AYM’nin 4 Haziran 2024 tarihli kararı yönünden merak edilenler (1)

AYM’nin 4 Haziran 2024 tarihli kararı yönünden merak edilenler (1)

703 sayılı kanun hükmünde kararnamenin içerdiği hükümlerin bir kısmının iptali, Anayasamızın mülga 91’inci maddesinin ilk fıkrasını ihlâl ettiği gerekçesine dayanmıştır. Bu kanun hükmünde kararnamenin içerdiği hükümlerin bir kısmının iptali ise yukarıda aktardığım 7142 sayılı Yetki Kanununun 1’inci maddesinin ihlâl edildiği gerekçesine dayanmıştır.

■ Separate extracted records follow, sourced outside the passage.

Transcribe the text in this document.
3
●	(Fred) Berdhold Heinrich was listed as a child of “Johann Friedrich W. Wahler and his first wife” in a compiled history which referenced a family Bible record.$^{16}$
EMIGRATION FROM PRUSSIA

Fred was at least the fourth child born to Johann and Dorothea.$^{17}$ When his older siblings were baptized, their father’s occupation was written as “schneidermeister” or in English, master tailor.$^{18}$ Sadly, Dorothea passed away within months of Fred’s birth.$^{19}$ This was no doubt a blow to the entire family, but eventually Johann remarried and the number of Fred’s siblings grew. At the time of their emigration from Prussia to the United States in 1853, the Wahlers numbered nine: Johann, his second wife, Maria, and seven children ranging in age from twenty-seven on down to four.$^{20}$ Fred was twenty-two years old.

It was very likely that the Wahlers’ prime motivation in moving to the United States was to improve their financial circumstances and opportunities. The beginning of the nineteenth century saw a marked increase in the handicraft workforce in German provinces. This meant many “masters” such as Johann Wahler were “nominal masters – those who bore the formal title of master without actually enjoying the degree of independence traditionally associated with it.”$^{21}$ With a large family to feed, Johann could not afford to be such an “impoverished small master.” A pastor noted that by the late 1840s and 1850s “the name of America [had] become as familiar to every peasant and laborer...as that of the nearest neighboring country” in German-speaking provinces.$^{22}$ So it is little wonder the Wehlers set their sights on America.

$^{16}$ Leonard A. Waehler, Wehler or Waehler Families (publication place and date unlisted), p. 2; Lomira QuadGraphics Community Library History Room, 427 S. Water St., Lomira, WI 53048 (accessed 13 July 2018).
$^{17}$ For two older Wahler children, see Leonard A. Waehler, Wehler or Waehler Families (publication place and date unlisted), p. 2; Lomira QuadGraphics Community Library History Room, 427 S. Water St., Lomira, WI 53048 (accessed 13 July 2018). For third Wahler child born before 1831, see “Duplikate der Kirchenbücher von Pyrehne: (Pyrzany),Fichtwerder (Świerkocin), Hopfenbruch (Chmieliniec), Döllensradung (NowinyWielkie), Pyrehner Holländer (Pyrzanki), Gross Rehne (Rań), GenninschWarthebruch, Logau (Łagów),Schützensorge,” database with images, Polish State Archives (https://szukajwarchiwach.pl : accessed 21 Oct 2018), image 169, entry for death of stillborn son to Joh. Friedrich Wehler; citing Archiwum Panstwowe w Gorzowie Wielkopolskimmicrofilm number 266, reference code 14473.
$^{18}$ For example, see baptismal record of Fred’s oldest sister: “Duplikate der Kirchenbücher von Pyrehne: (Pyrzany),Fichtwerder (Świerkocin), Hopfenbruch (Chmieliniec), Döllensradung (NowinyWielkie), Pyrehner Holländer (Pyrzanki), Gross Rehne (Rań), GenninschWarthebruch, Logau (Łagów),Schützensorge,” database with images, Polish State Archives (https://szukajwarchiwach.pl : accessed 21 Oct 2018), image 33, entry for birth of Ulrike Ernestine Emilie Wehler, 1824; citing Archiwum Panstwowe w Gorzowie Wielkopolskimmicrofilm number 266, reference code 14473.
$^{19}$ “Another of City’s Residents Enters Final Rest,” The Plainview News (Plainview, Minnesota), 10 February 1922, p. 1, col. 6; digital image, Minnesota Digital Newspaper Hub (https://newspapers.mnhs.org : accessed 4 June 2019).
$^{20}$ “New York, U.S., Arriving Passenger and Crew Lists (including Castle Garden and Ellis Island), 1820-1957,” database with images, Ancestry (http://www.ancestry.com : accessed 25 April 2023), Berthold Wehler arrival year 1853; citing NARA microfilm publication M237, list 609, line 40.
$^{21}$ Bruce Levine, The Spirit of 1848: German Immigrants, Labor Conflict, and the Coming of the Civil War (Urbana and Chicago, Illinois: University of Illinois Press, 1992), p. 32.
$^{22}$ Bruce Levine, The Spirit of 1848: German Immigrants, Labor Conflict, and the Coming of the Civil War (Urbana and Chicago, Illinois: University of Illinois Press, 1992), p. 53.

Anayasa Mahkemesi, 703 sayılı kanun hükmünde kararnamenin (KHK) pek çok hükmünü iptal ettiği kararını, 4 Haziran 2024’te açıkladı. Bu karar, kamuoyunda ciddi bir ilgi uyandırdı. Bunun nedeni, Anayasa Mahkemesi’nin 233 maddeden ve 16 geçici maddeden oluşan 703 sayılı kanun hükmünde kararnamenin çok sayıda hükmünü iptal etmesi oldu. Burada Anayasa Mahkemesi’nin bahsi geçen kararını, kamuoyunda en çok ilgi uyandıran hükümleri yönünden (TC Merkez Bankası ve üniversiteler) değerlendirmeyi amaçlıyorum. Ancak kararın niteliğinin anlaşılabilmesi için yazımın ilk bölümünde Cumhurbaşkanlığı Hükümet Sistemine geçişle birlikte yürürlükten kaldırılan kanun hükmünde kararname işleminin hukukî mahiyetini kısaca ele alacağım. İkinci bölümünde ise Anayasa Mahkemesi’nin 703 sayılı kanun hükmünde kararnameyi iptal eden kararının TC Merkez Bankası ile üniversitelere ilişkin olan kısmını inceleyeceğim.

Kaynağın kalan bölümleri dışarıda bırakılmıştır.